His outing was shorter, but just as fraught.
Ross lasted 13 hitters and recorded four outs — one was a gift (a bunt). The others produced five runs and seven hits, which ended up being just the appetizer as the Royals went on to feast on Tigers pitching in a 15-3 romp.
"I put the team in a bad position and never gave us a chance to win," Ross said. "It'd been awhile since I've been on the bump. This is a little bump in the road here but I'm looking forward to getting back to work, back on my routine and getting back on rhythm."
The Royals ended up hitting for the cycle against Ross. Whit Merrifield and Jorge Soler doubled, three others singled and Alex Gordon launched a two-run, opposite-field home run in the first inning. Then, after the first of two, four-pitch walks issued by Ross in the second inning, Adalberto Mondesi tripled.
"Sometimes you don't start out the way you like but you can right the ship," Ross said. "Today just wasn't my day. I made a couple good pitches and they found holes, and I made some bad pitches and they whacked them.
"That's baseball. I just have to prepare and be better next time."
Long night, short day for Ross.
Long, long day for the Tigers pitching staff.
Five pitchers combined to produce a very dubious triple-double — 15 runs, 19 hits and 10 walks. Kelvin Gutierrez had four hits for the Royals and Merrifield and Mondesi combined for four hits,15 total bases and four RBIs.
Gordon had three hits and knocked in five runs.
"The biggest thing is, the series is 1-1 and we have a chance to win it tomorrow," shortstop Jordy Mercer said. "That's all you can ask for. This one is over and everybody is showering it off.
"Get it out of your system and get ready to go tomorrow."
Reed Garrett, the Rule 5 rookie, and Jose Fernandez, who had only pitched in two games before Saturday and a total of 2/3 of an inning, each gave up a pair of runs.

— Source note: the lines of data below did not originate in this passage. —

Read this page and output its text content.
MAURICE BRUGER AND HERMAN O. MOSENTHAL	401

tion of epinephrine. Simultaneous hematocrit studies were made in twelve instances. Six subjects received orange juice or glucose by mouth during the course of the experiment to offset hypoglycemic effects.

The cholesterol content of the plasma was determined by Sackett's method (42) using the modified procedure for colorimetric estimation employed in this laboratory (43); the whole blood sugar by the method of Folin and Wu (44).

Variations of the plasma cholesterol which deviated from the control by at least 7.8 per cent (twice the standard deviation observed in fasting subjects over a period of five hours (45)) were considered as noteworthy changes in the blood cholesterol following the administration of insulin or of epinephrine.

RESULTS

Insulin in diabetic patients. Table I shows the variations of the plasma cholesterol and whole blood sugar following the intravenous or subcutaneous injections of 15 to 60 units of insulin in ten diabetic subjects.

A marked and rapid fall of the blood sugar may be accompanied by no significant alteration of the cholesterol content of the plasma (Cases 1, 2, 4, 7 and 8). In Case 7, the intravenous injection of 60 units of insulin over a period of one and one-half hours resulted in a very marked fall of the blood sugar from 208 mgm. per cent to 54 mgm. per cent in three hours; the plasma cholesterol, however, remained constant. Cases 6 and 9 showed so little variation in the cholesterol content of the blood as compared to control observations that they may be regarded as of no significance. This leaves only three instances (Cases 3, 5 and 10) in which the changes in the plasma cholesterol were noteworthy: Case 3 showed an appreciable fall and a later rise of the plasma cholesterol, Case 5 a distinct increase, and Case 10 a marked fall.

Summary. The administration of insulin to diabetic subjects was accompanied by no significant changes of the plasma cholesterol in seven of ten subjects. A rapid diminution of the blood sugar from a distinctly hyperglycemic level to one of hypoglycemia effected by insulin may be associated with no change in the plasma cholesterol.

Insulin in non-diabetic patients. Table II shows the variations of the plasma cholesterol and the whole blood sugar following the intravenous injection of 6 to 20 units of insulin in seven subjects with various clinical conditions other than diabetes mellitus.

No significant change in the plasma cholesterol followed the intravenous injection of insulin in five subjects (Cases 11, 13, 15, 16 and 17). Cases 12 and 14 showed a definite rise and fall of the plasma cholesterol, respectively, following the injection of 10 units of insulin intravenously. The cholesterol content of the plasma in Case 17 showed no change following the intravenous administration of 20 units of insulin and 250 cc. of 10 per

The Royals scored six times and batted around for the second time in the game in the eighth inning against right-hander Drew VerHagen. VerHagen gave up five hits and three walks in the inning.
He was designated for assignment after the game.

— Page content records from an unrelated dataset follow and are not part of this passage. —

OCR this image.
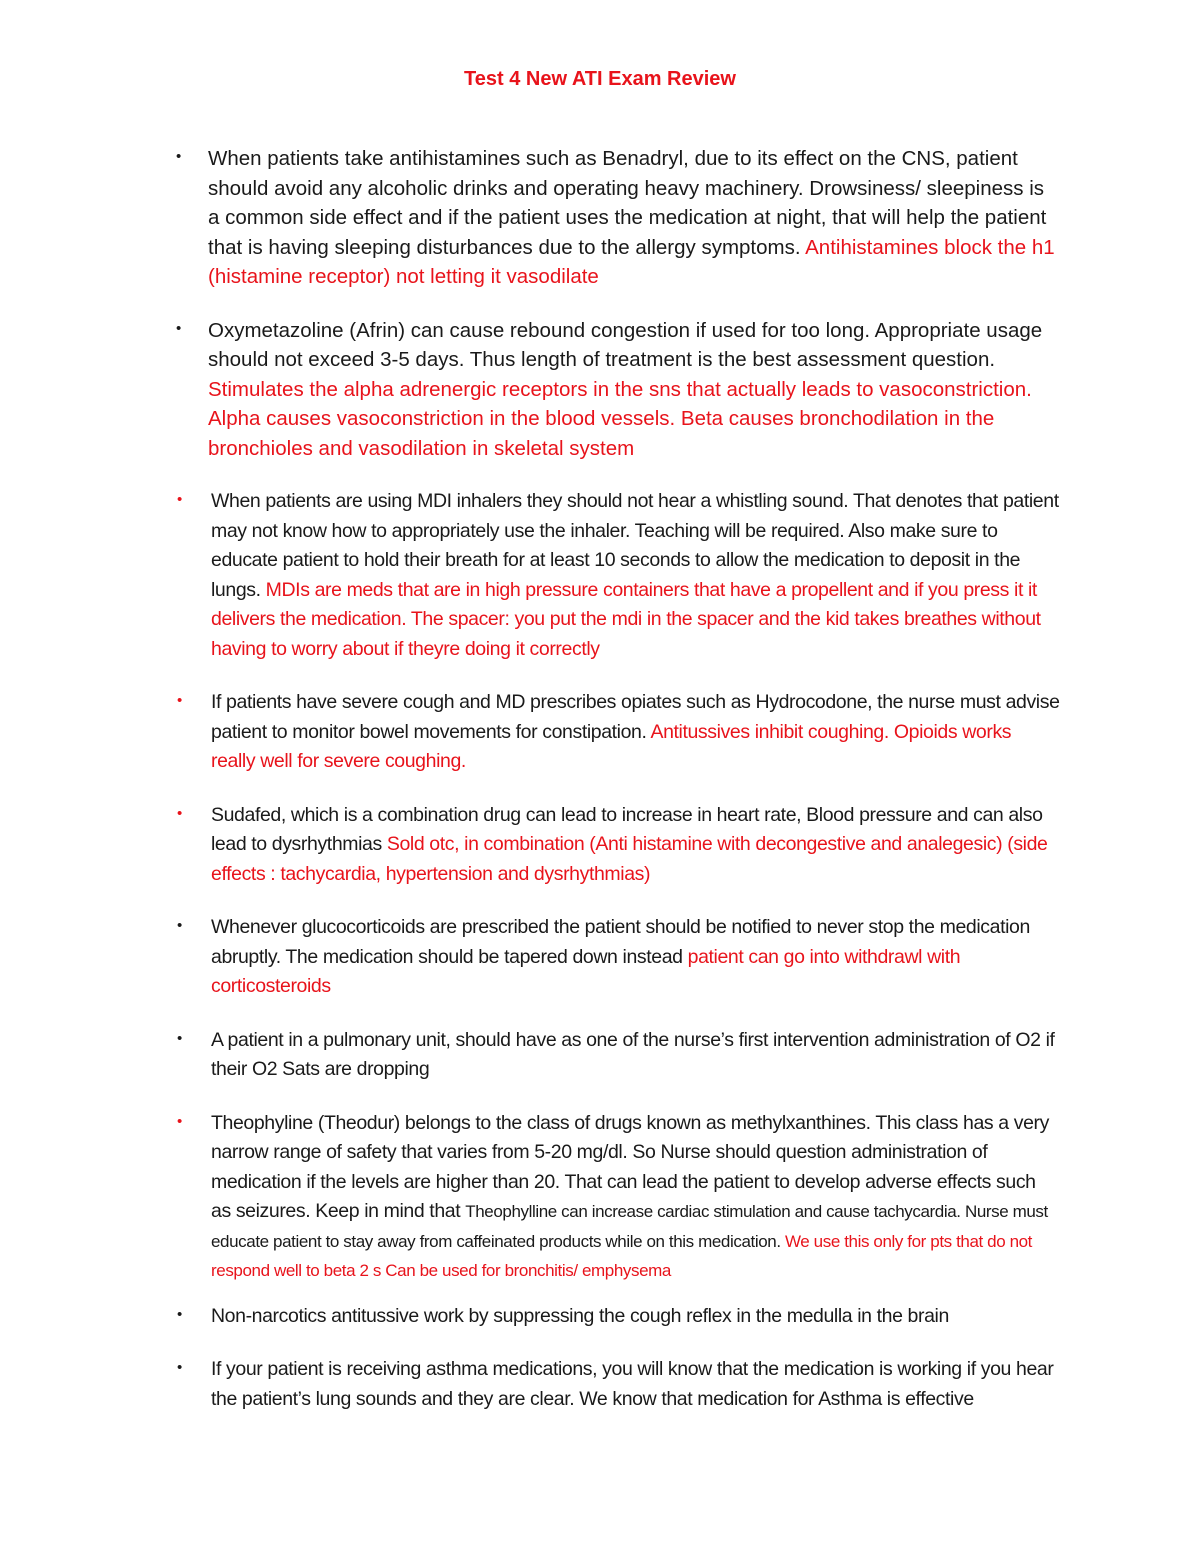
Test 4 New ATI Exam Review
• When patients take antihistamines such as Benadryl, due to its effect on the CNS, patient should avoid any alcoholic drinks and operating heavy machinery. Drowsiness/ sleepiness is a common side effect and if the patient uses the medication at night, that will help the patient that is having sleeping disturbances due to the allergy symptoms. Antihistamines block the h1 (histamine receptor) not letting it vasodilate
• Oxymetazoline (Afrin) can cause rebound congestion if used for too long. Appropriate usage should not exceed 3-5 days. Thus length of treatment is the best assessment question. Stimulates the alpha adrenergic receptors in the sns that actually leads to vasoconstriction. Alpha causes vasoconstriction in the blood vessels. Beta causes bronchodilation in the bronchioles and vasodilation in skeletal system
• When patients are using MDI inhalers they should not hear a whistling sound. That denotes that patient may not know how to appropriately use the inhaler. Teaching will be required. Also make sure to educate patient to hold their breath for at least 10 seconds to allow the medication to deposit in the lungs. MDIs are meds that are in high pressure containers that have a propellent and if you press it it delivers the medication. The spacer: you put the mdi in the spacer and the kid takes breathes without having to worry about if theyre doing it correctly
• If patients have severe cough and MD prescribes opiates such as Hydrocodone, the nurse must advise patient to monitor bowel movements for constipation. Antitussives inhibit coughing. Opioids works really well for severe coughing.
• Sudafed, which is a combination drug can lead to increase in heart rate, Blood pressure and can also lead to dysrhythmias Sold otc, in combination (Anti histamine with decongestive and analegesic) (side effects : tachycardia, hypertension and dysrhythmias)
• Whenever glucocorticoids are prescribed the patient should be notified to never stop the medication abruptly. The medication should be tapered down instead patient can go into withdrawl with corticosteroids
• A patient in a pulmonary unit, should have as one of the nurse’s first intervention administration of O2 if their O2 Sats are dropping
• Theophyline (Theodur) belongs to the class of drugs known as methylxanthines. This class has a very narrow range of safety that varies from 5-20 mg/dl. So Nurse should question administration of medication if the levels are higher than 20. That can lead the patient to develop adverse effects such as seizures. Keep in mind that Theophylline can increase cardiac stimulation and cause tachycardia. Nurse must educate patient to stay away from caffeinated products while on this medication. We use this only for pts that do not respond well to beta 2 s Can be used for bronchitis/ emphysema
• Non-narcotics antitussive work by suppressing the cough reflex in the medulla in the brain
• If your patient is receiving asthma medications, you will know that the medication is working if you hear the patient’s lung sounds and they are clear. We know that medication for Asthma is effective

"The ballgame was ugly from the get-go," Tigers manager Ron Gardenhire said. "Ross looked like he'd been away. With all these days off (10), he looked a little out of whack. He was misfiring all over the place and they jumped him.
"And it just continued from there. Obviously, an ugly day where you are just trying to survive through it."
There was one bright spot on the day for the Tigers. Right-hander Zac Reininger pitched 2 1/3 innings of scoreless relief. In his previous three outings, he’d been bashed for seven runs in 1 2/3 innings.
In those outings, he threw 64% fastballs, and hitters were 7 for 9 against that pitch. On Saturday, he had better balance, 14 fastballs and 13 sliders.
He showed some moxie, too. After a one-out walk, Gordon hit a liner that went off the glove of second baseman Ronny Rodriguez. It was scored a single and Mondesi sped to third. Undaunted, Reininger got Hunter Dozier to bang into a 4-6-3 double-play to end the threat.
Jeimer Candelario, who had two hits and extended his on-base streak to 17 games, hit his first home run of the year, a 396-foot, two-run shot into the right-field seats. It was his first homer in 183 plate appearances.
Rodriguez blasted his third home run of the season in the eighth.